Lembaga pendidikan atau sekolah pun harus bisa mengimbangi kebijakan yang dibuat oleh pemerintah. Tentunya peningkatan kualitas pengajar juga harus diperhatikan. Karena tidak semua guru menguasai teknologi. Masih banyak tenaga pengajar yang enggan menggunakan teknologi selama proses belajar mengajar karena mereka sendiri tidak menguasainya. Akibatnya proses belajar mengajar yang diterapkan pun masih konvensional tanpa adanya sentuhan teknologi. Biasanya mereka adalah guru-guru yang usianya sudah menginjak masa pensiun. Keinginan untuk mengupgrade kemampuan diri sepertinya tidak begitu penting karena sebentar lagi mereka akan memasuki masa pensiun. Meskipun banyak guru yang memang memiliki kompetensi untuk proses pembelajaran daring ini namun jumlahnya masih belum terlalu banyak. Jika tidak ada pelatihan-pelatihan khusus untuk meningkatkan kompetensi mengajar online, sepertinya kebijakan pemerintah akan sia-sia karena hasil dari proses pembelajaran daring ini tidak bisa maksimal.
Selain itu, peran orangtua pun tidak bisa diabaikan. Karena tugas guru yang biasanya mengawasi dan mendidik putra-putri mereka selama belajar di sekolah kini berpindah tangan kepada orangtua. Jadi, mau tidak mau orangtua harus benar-benar meluangkan waktunya demi keberhasilan putra-putrinya. Selama proses pembelajaran daring pun orangtua harus mengawasi pergaulan mereka karena akan ada perubahan mendasar dalam bersosialisasi. Anak-anak yang biasanya bermain dengan teman-teman di sekolah kini harus berinteraksi melalui gadget. Pertemanan pun berubah seolah-olah tak ada lagi dunia nyata karena semua berinteraksi dalam dunia maya.
Kini, pemerintah telah mengeluarkan edaran kepada semua jenjang pendidikan dasar mulai SD, SMP dan SMA bahwa UN 2020 resmi dibatalkan. Seperti yang termuat dalam KOMPAS.com, ujian nasional (UN) tahun 2020 resmi dibatalkan mengingat wabah Corona di Indonesia. Penegasan ini disampaikan Presiden Joko Widodo dalam rapat terbatas dengan pembahasan UN pada hari Selasa, 24 Maret 2020 melalui video conference. Untuk menentukan kelulusan, penilaian terhadap siswa tetap diadakan namun pelaksanaannya dilakukan secara daring/jarak jauh. Layaknya UN, penilaian akhir semester pun akan diselenggarakan dengan cara yang sama yakni daring. Hal ini dilakukan karena situasi darurat akibat Covid-19 yang semakin memprihatinkan.

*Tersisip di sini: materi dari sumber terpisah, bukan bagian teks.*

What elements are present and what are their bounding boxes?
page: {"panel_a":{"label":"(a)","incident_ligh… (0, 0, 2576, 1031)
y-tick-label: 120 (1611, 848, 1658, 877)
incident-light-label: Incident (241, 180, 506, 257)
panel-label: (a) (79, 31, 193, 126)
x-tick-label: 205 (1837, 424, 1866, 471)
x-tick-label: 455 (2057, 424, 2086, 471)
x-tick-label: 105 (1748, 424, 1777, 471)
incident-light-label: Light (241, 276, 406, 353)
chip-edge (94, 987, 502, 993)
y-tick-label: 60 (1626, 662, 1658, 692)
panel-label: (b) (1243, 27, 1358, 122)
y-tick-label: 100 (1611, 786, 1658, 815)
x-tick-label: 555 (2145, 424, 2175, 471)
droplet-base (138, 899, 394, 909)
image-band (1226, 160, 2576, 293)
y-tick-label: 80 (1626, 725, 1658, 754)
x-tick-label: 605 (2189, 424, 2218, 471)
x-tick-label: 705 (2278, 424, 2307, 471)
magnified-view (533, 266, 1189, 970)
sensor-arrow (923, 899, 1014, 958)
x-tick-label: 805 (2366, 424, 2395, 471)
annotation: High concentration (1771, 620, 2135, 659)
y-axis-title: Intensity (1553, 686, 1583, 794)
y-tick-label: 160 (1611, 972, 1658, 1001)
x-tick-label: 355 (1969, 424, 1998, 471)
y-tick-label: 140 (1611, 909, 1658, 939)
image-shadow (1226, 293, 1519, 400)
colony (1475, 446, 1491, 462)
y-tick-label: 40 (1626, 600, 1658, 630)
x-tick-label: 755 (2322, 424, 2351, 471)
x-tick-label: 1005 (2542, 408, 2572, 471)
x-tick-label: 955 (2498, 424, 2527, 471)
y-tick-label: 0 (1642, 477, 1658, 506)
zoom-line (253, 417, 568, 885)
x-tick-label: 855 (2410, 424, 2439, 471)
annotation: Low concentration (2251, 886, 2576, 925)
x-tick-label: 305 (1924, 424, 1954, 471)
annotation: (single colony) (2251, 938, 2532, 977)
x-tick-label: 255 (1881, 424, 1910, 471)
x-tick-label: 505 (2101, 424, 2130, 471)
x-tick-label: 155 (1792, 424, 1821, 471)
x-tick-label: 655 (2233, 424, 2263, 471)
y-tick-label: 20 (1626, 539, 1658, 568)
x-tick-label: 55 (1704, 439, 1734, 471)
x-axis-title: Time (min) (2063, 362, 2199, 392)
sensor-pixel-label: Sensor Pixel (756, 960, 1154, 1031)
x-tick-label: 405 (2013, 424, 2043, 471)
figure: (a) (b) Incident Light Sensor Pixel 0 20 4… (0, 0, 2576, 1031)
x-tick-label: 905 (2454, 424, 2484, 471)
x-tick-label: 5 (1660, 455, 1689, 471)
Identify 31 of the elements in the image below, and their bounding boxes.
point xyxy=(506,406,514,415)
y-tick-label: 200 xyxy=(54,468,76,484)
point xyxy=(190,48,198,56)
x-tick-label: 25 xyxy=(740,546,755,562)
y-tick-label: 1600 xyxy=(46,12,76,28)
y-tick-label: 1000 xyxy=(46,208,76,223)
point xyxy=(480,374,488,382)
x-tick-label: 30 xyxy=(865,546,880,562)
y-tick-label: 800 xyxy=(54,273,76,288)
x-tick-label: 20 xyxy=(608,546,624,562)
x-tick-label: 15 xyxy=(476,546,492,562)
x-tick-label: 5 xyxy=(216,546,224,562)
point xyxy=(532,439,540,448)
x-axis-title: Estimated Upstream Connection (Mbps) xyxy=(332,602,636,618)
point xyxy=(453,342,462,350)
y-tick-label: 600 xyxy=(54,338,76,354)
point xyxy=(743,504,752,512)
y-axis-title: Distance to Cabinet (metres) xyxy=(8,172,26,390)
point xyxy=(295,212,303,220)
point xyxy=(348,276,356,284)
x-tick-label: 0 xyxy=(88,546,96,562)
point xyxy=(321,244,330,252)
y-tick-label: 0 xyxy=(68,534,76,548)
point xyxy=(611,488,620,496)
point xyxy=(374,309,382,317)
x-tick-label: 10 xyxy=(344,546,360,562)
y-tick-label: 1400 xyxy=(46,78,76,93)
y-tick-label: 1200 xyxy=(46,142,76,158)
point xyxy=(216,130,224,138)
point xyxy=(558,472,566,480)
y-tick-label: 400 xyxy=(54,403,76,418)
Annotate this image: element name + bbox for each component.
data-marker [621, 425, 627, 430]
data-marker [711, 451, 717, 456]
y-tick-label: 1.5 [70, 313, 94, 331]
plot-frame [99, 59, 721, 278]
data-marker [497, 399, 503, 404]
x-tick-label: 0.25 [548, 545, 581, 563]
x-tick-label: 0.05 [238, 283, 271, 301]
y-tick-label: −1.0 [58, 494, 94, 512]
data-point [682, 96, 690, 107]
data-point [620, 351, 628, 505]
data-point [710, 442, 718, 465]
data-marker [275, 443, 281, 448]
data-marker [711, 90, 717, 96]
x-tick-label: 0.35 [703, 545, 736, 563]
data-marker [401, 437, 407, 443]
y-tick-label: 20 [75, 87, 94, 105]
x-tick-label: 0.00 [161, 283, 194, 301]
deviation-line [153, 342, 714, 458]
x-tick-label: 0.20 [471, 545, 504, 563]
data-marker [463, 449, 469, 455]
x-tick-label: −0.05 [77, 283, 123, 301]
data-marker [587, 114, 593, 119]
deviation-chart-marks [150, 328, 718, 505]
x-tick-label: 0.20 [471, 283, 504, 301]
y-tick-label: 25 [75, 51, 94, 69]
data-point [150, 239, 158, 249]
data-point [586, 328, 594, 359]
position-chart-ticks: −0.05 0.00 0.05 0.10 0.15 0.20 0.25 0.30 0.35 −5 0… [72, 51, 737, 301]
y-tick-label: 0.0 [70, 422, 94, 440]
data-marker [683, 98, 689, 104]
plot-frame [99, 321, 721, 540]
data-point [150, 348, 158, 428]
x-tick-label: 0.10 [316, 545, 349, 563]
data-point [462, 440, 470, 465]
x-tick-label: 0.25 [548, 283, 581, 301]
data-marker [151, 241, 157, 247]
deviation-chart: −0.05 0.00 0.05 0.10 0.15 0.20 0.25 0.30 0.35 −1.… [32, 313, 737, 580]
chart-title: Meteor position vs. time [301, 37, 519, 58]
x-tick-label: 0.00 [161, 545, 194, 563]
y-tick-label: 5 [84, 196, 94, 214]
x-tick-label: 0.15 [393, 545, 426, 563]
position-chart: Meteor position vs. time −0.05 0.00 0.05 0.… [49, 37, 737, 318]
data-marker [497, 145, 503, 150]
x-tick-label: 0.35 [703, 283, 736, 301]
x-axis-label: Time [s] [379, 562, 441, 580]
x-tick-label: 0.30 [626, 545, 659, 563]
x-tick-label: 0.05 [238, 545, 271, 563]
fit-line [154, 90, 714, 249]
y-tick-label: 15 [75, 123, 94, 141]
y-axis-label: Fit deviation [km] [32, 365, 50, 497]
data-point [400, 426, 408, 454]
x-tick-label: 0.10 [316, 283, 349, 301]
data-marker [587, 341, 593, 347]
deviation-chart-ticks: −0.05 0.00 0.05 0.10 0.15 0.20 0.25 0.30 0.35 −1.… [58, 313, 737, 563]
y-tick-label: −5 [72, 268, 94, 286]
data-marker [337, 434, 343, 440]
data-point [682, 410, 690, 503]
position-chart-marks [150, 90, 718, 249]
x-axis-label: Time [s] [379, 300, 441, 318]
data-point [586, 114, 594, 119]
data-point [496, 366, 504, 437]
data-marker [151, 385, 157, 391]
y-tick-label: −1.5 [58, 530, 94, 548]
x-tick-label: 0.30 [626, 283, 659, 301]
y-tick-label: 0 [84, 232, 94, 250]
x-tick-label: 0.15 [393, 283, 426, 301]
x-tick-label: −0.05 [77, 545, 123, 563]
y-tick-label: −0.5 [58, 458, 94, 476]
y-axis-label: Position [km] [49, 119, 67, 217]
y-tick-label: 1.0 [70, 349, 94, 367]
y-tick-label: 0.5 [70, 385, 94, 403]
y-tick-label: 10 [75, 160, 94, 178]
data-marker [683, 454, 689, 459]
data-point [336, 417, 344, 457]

Jika pemerintah nantinya akan menerapkan proses pembelajaran daring ini meskipun Virus Corona sudah usai maka, semua pihak harus bergandengan tangan dan saling mendukung baik itu secara moril ataupun materiil demi masa depan generasi penerus bangsa. Ya, generasi yang intelektual, melek teknologi dan tentu saja bermoralkan Pancasila. Rasanya percuma jika anak-anak Indonesia memiliki keterampilan dan kecerdasan yang luar biasa tetapi tidak diimbangi dengan kecerdasan moral.
Penulis : Muttaqin Kholis Ali,S.Pd. Guru Komputer SMA Negeri 1 Tambangan, Mandailing Natal, Sumatera Utara. Mahasiswa Pascasarjana UNP.